Traditional British snobbery towards manufacturing had somehow survived two world wars and the most radically socialist government this country has ever seen. He recalled the shocked reaction of his parents when he left Manchester Grammar School in 1936 and opted not for a nice clean job in banking or insurance, but to become an apprentice in the motor trade on 14 bob a week.

Today he is Sir Quinton Hazell, honoured for his services to exports. He is a wealthy man, still working a full week as a consultant for several companies at 75. But behind his 11-bedroom mansion in Warwickshire he keeps a workshop. Apart from anything else, it reminds him of where the wealth came from.

It's a lesson, he feels, that has not yet been fully absorbed by politicians, civil servants or bankers.
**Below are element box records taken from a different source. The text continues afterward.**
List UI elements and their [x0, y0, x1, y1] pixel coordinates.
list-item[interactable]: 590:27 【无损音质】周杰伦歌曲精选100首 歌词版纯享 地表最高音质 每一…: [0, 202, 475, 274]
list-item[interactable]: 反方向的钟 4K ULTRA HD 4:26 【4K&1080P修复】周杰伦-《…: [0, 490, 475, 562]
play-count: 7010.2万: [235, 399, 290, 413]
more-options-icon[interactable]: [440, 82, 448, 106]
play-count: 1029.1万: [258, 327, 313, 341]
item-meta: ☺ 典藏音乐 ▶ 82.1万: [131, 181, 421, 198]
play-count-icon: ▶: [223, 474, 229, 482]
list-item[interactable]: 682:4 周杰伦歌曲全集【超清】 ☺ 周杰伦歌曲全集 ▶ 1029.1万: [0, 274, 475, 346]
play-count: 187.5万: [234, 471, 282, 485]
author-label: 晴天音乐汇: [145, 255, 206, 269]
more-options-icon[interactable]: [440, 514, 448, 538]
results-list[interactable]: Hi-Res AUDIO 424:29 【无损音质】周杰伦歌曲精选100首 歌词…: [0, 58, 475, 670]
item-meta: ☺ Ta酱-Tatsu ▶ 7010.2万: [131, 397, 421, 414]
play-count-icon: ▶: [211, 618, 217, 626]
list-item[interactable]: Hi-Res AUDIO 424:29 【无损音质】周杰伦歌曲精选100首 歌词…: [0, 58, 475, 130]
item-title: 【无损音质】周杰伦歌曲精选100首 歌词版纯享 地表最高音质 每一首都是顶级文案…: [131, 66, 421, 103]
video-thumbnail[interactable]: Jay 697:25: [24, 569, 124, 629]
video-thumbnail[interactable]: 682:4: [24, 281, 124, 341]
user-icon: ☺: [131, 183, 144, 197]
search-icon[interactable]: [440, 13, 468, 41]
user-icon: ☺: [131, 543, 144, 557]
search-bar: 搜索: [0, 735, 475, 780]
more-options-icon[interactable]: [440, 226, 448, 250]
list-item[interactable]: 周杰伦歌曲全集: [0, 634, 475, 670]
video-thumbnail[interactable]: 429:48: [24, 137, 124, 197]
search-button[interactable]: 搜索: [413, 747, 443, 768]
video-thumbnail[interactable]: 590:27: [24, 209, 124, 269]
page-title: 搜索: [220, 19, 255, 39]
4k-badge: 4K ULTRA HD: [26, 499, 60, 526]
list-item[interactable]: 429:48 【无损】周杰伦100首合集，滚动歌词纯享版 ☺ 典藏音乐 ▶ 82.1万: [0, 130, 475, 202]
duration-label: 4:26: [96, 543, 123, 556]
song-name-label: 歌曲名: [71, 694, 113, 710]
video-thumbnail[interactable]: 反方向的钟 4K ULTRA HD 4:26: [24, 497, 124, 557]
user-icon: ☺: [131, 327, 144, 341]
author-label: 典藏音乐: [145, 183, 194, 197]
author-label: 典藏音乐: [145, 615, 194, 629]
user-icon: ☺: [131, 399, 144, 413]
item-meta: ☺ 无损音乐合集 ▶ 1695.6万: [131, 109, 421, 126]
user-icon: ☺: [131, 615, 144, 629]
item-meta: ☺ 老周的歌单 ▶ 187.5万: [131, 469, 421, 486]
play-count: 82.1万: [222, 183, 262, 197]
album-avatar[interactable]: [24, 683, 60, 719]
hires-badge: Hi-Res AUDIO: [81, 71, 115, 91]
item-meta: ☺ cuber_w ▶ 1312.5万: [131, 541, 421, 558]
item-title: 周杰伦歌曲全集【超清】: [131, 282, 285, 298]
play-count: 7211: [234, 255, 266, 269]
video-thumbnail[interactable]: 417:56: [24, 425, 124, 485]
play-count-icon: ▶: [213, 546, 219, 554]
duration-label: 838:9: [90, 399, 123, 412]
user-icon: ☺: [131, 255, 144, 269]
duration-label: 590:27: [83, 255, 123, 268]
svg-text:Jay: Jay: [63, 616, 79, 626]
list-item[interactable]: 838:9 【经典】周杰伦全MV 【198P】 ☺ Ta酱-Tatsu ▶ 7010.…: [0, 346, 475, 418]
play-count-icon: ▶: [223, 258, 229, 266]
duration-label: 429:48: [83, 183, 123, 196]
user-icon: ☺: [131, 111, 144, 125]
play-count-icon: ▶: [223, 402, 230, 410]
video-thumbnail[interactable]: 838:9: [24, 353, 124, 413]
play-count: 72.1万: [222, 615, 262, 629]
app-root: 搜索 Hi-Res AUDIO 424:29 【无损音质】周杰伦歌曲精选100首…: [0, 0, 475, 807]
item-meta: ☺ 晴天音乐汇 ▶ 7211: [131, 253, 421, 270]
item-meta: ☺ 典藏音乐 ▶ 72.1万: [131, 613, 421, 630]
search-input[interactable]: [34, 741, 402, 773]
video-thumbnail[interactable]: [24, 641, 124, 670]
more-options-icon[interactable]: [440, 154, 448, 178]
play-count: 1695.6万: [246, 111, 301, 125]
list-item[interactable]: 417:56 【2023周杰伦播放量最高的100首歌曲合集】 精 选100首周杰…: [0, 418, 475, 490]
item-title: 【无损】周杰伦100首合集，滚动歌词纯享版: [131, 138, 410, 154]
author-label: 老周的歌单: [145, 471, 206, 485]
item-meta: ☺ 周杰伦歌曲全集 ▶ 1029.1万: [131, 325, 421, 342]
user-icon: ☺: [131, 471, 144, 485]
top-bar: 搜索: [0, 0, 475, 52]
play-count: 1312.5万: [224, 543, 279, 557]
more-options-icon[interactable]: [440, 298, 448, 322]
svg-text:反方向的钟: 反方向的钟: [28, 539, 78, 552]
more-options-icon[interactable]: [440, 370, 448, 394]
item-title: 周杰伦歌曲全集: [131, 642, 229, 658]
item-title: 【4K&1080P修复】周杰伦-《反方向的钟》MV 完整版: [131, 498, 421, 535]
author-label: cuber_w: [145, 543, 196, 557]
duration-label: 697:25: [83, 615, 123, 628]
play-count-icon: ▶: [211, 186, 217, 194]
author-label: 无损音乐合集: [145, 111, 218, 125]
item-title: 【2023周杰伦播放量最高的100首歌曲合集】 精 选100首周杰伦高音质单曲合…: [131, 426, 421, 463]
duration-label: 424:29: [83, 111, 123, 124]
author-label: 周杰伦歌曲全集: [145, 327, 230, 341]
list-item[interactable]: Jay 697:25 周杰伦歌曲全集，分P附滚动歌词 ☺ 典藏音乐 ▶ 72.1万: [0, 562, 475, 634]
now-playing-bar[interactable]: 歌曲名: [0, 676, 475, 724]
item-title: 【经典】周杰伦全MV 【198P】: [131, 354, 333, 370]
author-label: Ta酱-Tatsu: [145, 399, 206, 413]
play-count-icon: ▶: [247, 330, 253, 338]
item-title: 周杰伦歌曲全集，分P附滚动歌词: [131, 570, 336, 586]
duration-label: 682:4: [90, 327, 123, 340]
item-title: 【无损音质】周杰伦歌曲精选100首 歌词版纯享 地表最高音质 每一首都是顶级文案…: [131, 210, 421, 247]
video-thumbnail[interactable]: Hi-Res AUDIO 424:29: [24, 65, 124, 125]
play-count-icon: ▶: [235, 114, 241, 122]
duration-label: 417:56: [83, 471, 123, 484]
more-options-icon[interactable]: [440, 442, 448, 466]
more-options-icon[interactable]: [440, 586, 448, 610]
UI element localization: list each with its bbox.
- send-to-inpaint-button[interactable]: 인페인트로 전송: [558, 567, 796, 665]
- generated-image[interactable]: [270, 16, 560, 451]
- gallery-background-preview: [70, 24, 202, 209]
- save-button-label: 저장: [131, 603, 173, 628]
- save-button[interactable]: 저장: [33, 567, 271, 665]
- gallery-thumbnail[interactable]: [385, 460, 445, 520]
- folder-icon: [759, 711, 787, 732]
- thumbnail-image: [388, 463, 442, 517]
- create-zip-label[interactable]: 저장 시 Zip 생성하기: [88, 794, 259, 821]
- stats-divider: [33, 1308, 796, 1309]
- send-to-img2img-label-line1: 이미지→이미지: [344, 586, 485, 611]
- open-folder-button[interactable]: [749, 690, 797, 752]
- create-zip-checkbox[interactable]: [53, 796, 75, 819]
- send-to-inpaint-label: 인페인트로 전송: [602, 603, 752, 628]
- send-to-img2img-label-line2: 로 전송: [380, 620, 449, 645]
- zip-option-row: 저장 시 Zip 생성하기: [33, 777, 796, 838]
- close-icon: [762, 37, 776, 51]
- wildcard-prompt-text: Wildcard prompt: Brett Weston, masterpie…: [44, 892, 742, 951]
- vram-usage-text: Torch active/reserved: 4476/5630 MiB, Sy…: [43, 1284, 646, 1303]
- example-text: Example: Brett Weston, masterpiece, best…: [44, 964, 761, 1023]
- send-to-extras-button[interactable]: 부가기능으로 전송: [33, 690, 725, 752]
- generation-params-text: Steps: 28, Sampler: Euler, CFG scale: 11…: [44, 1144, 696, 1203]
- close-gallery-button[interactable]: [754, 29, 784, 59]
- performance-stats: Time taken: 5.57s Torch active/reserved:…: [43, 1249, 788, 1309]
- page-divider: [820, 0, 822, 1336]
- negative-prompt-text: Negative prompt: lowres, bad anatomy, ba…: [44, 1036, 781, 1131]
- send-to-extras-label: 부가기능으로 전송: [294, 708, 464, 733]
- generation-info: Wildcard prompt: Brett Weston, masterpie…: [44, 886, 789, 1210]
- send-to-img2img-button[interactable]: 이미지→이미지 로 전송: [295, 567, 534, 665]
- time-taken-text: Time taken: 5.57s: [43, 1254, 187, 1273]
As chairman of the West Midlands Economic Planning Council 1970-1976, he was told the future lay in selling services rather than products. That trend gathered pace in the 1980s when, he feels, the greatest rewards went to those who made money rather than things.

"The dash for growth in the service industries was further encouraged in 1985," he says, "when Nigel Lawson decided we'd spent enough on machine tools and other equipment, and reduced investment allowances to 25 per cent. The big companies could go for rights issues, but many smaller ones, faced with higher interest rates, couldn't keep their cash flow going and went bust. By 1989 we couldn't pay our way. Yet all that North Sea oil revenue had been sloshing around. Part of it should have been invested in manufacturing."

He feels that lack of investment helps to explain why, 50 years after the war, our economy manufactures only about 40 per cent of German output. "They're making two and a half times more than we are with roughly the same population. Even the Italians are investing heavily in the latest technology. That's what we should be doing."

The first step, he says, should be incremental relief from tax on tooling and plant. "If a company invests pounds 1m one year and pounds 1,500,000 the next, then 50 per cent of that extra pounds 500,000 should be tax-free. And as long as the company spends more year on year, tax relief should increase."

Secondly, he would like to see capital gains tax on the equity of manufacturing companies ended after five years. "I don't think it would do much harm from a fiscal point of view, because this tax costs almost as much to collect as it brings in."

His third proposal concerns the currency. "A lot of slackness has been taken up by allowing the pound to float. As a result, the Deutschmark has gone down from 10 to the pound to 2.2, and the dollar from four to the pound to 1.6. Much of the world's trade is now quoted in dollars, so British manufacturers are paying more for raw materials than our major competitors. A stable pound would help."